4 min read

🔶 News Alchemists #65: Seven interesting media outlets you might not have heard of.

Hello, and welcome back to the News Alchemists newsletter!

And a first welcome to new subscribers from Jnomics Media, Sjællandske Medier, Mašina, Contlab Media, Bold News, and all of you brave souls working independently. I hope you like it around here.

Last week I was in Vienna at the International Press Institute's Media Innovation Festival.

With Sarah Alvarez and Jeremy Gilbert, I hosted a conversation on "Redefining journalism's essential functions", which went very well – partly thanks to a simple people-centric decision: we invited questions and opinions from the audience after the first 10-15 minutes rather than talking among us for 55 minutes out of 60.

Sadly the conversation wasn’t recorded, but if you’re intrigued by the topic, you can read more about it here and here.

Beyond our own session, I quite enjoyed the event — most of all because I didn't know 90% of the other people in the room.

That’s rare at journalism conferences, and it was by design: IPI is consistently good at supporting and spotlighting lesser known small- and medium-sized organisations with interesting stories to share.

So I’m using this email to share the people-centric experiments of seven organisations that IPI has supported in the last year, from an investigative outlet in Afghanistan, to a local media in Ukraine, and a fact-checking organisation from Catalonia.

I’ll stop here with the review of the event and spare you my thoughts on a panel on media funding that managed to annoy me both because of the format (6 speakers! 75 minutes! Big NO to both things) and for the takes expressed by some of the funders on stage (core funding = bad, because these silly journalists can't be trusted with using our money wisely).

Alright, enough with the rage bait. Enjoy the links, and see you next week! 📚

P.S. Best quote from Vienna: “Impact is not something you hope for.”Hiba Monzer, Impact and Innovation Lead at Daraj Media, Lebanon.

P.P.S.: The conference tour continues this week: let me know if you'll be at Newsrewired in London this Thursday! (Still a few tickets left, I'm told.)


🧩 Recorder is an investigative media outlet from Romania that invested in a new CRM to centralise information about its supporters and better understand their behaviour.

🧩 BehanBox is an Indian organisation that focuses on bringing the voices of women and gender diverse people to the centre of public discourse. Through rigorous impact tracking and a deep commitment to its community, the team led by founder 🧞Bhanupriya Rao embodies people-centricity on multiple levels.

🧩 Cukr is a media outlet from and about Sumy, Ukraine – launched by a group of journalism graduates in 2019, tired of hearing that "nothing ever happens" and that "there are no prospects" in their town.

🧩 ZanTimes is an investigative network of Afghan journalists, both in exile and in Afghanistan, that successfully pivoted to a reader revenue model after a significant loss of funding in early 2025.

🧩 Siena has nothing to do with the beautiful city you should probably visit on your next trip to Italy: it’s a small investigative journalism outlet from Lithuania that punches way above its weight.

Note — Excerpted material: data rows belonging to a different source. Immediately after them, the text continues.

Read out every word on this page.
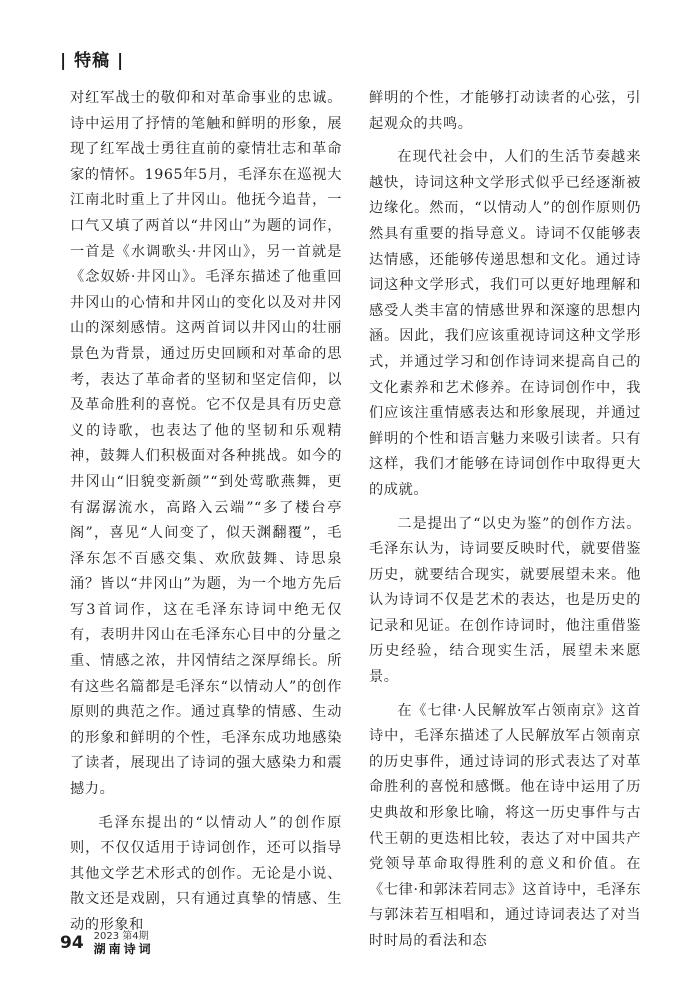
| 特稿 |

对红军战士的敬仰和对革命事业的忠诚。诗中运用了抒情的笔触和鲜明的形象，展现了红军战士勇往直前的豪情壮志和革命家的情怀。1965年5月，毛泽东在巡视大江南北时重上了井冈山。他抚今追昔，一口气又填了两首以“井冈山”为题的词作，一首是《水调歌头·井冈山》，另一首就是《念奴娇·井冈山》。毛泽东描述了他重回井冈山的心情和井冈山的变化以及对井冈山的深刻感情。这两首词以井冈山的壮丽景色为背景，通过历史回顾和对革命的思考，表达了革命者的坚韧和坚定信仰，以及革命胜利的喜悦。它不仅是具有历史意义的诗歌，也表达了他的坚韧和乐观精神，鼓舞人们积极面对各种挑战。如今的井冈山“旧貌变新颜”“到处莺歌燕舞，更有潺潺流水，高路入云端”“多了楼台亭阁”，喜见“人间变了，似天渊翻覆”，毛泽东怎不百感交集、欢欣鼓舞、诗思泉涌？皆以“井冈山”为题，为一个地方先后写3首词作，这在毛泽东诗词中绝无仅有，表明井冈山在毛泽东心目中的分量之重、情感之浓，井冈情结之深厚绵长。所有这些名篇都是毛泽东“以情动人”的创作原则的典范之作。通过真挚的情感、生动的形象和鲜明的个性，毛泽东成功地感染了读者，展现出了诗词的强大感染力和震撼力。

毛泽东提出的“以情动人”的创作原则，不仅仅适用于诗词创作，还可以指导其他文学艺术形式的创作。无论是小说、散文还是戏剧，只有通过真挚的情感、生动的形象和

鲜明的个性，才能够打动读者的心弦，引起观众的共鸣。

在现代社会中，人们的生活节奏越来越快，诗词这种文学形式似乎已经逐渐被边缘化。然而，“以情动人”的创作原则仍然具有重要的指导意义。诗词不仅能够表达情感，还能够传递思想和文化。通过诗词这种文学形式，我们可以更好地理解和感受人类丰富的情感世界和深邃的思想内涵。因此，我们应该重视诗词这种文学形式，并通过学习和创作诗词来提高自己的文化素养和艺术修养。在诗词创作中，我们应该注重情感表达和形象展现，并通过鲜明的个性和语言魅力来吸引读者。只有这样，我们才能够在诗词创作中取得更大的成就。

二是提出了“以史为鉴”的创作方法。毛泽东认为，诗词要反映时代，就要借鉴历史，就要结合现实，就要展望未来。他认为诗词不仅是艺术的表达，也是历史的记录和见证。在创作诗词时，他注重借鉴历史经验，结合现实生活，展望未来愿景。

在《七律·人民解放军占领南京》这首诗中，毛泽东描述了人民解放军占领南京的历史事件，通过诗词的形式表达了对革命胜利的喜悦和感慨。他在诗中运用了历史典故和形象比喻，将这一历史事件与古代王朝的更迭相比较，表达了对中国共产党领导革命取得胜利的意义和价值。在《七律·和郭沫若同志》这首诗中，毛泽东与郭沫若互相唱和，通过诗词表达了对当时时局的看法和态

94 2023 第4期
湖南诗词
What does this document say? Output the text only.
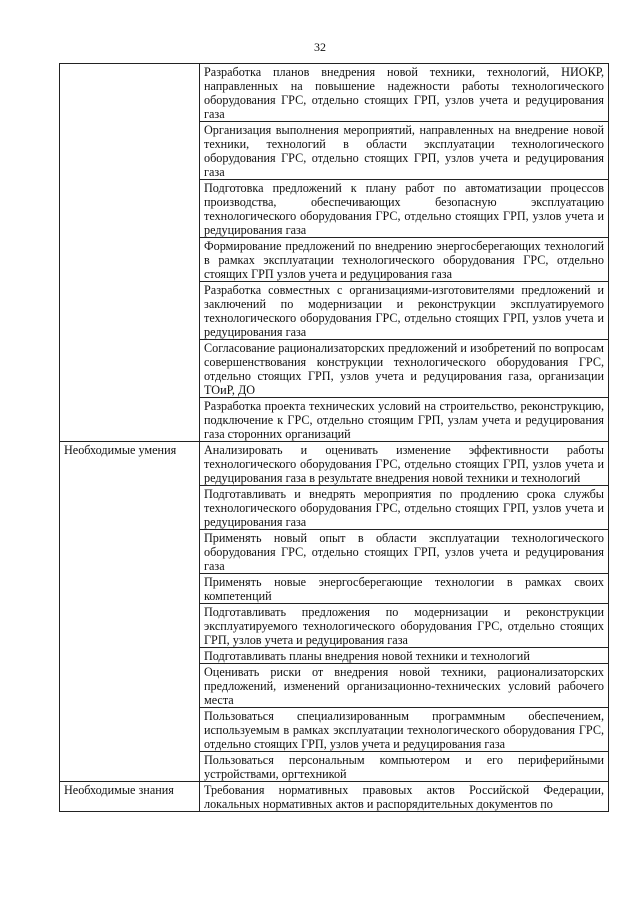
32
	Разработка планов внедрения новой техники, технологий, НИОКР, направленных на повышение надежности работы технологического оборудования ГРС, отдельно стоящих ГРП, узлов учета и редуцирования газа
	Организация выполнения мероприятий, направленных на внедрение новой техники, технологий в области эксплуатации технологического оборудования ГРС, отдельно стоящих ГРП, узлов учета и редуцирования газа
	Подготовка предложений к плану работ по автоматизации процессов производства, обеспечивающих безопасную эксплуатацию технологического оборудования ГРС, отдельно стоящих ГРП, узлов учета и редуцирования газа
	Формирование предложений по внедрению энергосберегающих технологий в рамках эксплуатации технологического оборудования ГРС, отдельно стоящих ГРП узлов учета и редуцирования газа
	Разработка совместных с организациями-изготовителями предложений и заключений по модернизации и реконструкции эксплуатируемого технологического оборудования ГРС, отдельно стоящих ГРП, узлов учета и редуцирования газа
	Согласование рационализаторских предложений и изобретений по вопросам совершенствования конструкции технологического оборудования ГРС, отдельно стоящих ГРП, узлов учета и редуцирования газа, организации ТОиР, ДО
	Разработка проекта технических условий на строительство, реконструкцию, подключение к ГРС, отдельно стоящим ГРП, узлам учета и редуцирования газа сторонних организаций
Необходимые умения	Анализировать и оценивать изменение эффективности работы технологического оборудования ГРС, отдельно стоящих ГРП, узлов учета и редуцирования газа в результате внедрения новой техники и технологий
	Подготавливать и внедрять мероприятия по продлению срока службы технологического оборудования ГРС, отдельно стоящих ГРП, узлов учета и редуцирования газа
	Применять новый опыт в области эксплуатации технологического оборудования ГРС, отдельно стоящих ГРП, узлов учета и редуцирования газа
	Применять новые энергосберегающие технологии в рамках своих компетенций
	Подготавливать предложения по модернизации и реконструкции эксплуатируемого технологического оборудования ГРС, отдельно стоящих ГРП, узлов учета и редуцирования газа
	Подготавливать планы внедрения новой техники и технологий
	Оценивать риски от внедрения новой техники, рационализаторских предложений, изменений организационно-технических условий рабочего места
	Пользоваться специализированным программным обеспечением, используемым в рамках эксплуатации технологического оборудования ГРС, отдельно стоящих ГРП, узлов учета и редуцирования газа
	Пользоваться персональным компьютером и его периферийными устройствами, оргтехникой
Необходимые знания	Требования нормативных правовых актов Российской Федерации, локальных нормативных актов и распорядительных документов по
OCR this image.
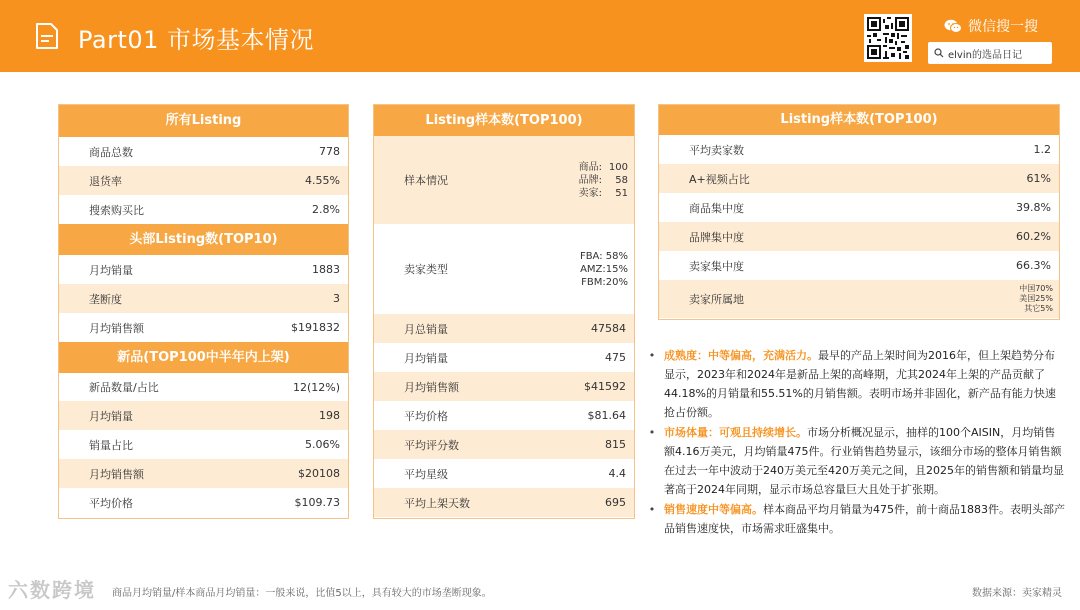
Part01 市场基本情况	微信搜一搜
elvin的选品日记
所有Listing
商品总数	778
退货率	4.55%
搜索购买比	2.8%
头部Listing数(TOP10)
月均销量	1883
垄断度	3
月均销售额	$191832
新品(TOP100中半年内上架)
新品数量/占比	12(12%)
月均销量	198
销量占比	5.06%
月均销售额	$20108
平均价格	$109.73
Listing样本数(TOP100)
样本情况
商品: 100
品牌:	58
卖家:	51
卖家类型
FBA: 58%
AMZ:15%
FBM:20%
月总销量	47584
月均销量	475
月均销售额	$41592
平均价格	$81.64
平均评分数	815
平均星级	4.4
平均上架天数	695
Listing样本数(TOP100)
平均卖家数	1.2
A+视频占比	61%
商品集中度	39.8%
品牌集中度	60.2%
卖家集中度	66.3%
卖家所属地
中国70%
美国25%
其它5%
• 成熟度：中等偏高，充满活力。最早的产品上架时间为2016年，但上架趋势分布显示，2023年和2024年是新品上架的高峰期，尤其2024年上架的产品贡献了44.18%的月销量和55.51%的月销售额。表明市场并非固化，新产品有能力快速抢占份额。
• 市场体量：可观且持续增长。市场分析概况显示，抽样的100个AISIN，月均销售额4.16万美元，月均销量475件。行业销售趋势显示，该细分市场的整体月销售额在过去一年中波动于240万美元至420万美元之间，且2025年的销售额和销量均显著高于2024年同期，显示市场总容量巨大且处于扩张期。
• 销售速度中等偏高。样本商品平均月销量为475件，前十商品1883件。表明头部产品销售速度快，市场需求旺盛集中。
商品月均销量/样本商品月均销量：一般来说，比值5以上，具有较大的市场垄断现象。	数据来源：卖家精灵
六数跨境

🧩 Maldives Independent is a news organisation that relaunched in 2025 after a 5-year hiatus, betting on membership "to secure long-term sustainability without compromising editorial independence."

🧩 Verificat is a fact-checking organisation from Catalonia, Spain, that helps people move from passive readers to active participants through a combination of engagement activities that includes "educational contests, workshops, public debates, and youth fact-checking initiatives".


The JournalismUK piece about "stand-out Perugia speakers that might have flown under your radar":

10 lesser-known talks at IJF Perugia
Sometimes, star speakers can overshadow important voices that the journalism industry needs to hear. We spotlight sessions that perhaps didn’t get the attention they deserved

The fact that this piece was so popular is part of the reason why I thought you'd like to know about seven more organisations that are not often in the spotlight.


⇲ The LinkedIn Corner

A section of this email in which I highlight LinkedIn posts written by newsletter readers that, for different reasons, may not make it to the 7-links league, but are still interesting to share. This week...

  1. Dan (Oshinsky, of must-read-if-you-work-with-newsletters Inbox Collective) asks: "Should we all be thinking about inventing our own metrics?" Interesting examples in his post and in the comments of how organisations and creators measure the success of their newsletters.
  2. Camilla shares a reflection on two camps in the journalism industry approaching the question "What is journalism FOR now?" in completely different ways.
  3. Tom wrote about why "the idea of future-proofing sounds reassuring, but it rests on a false premise."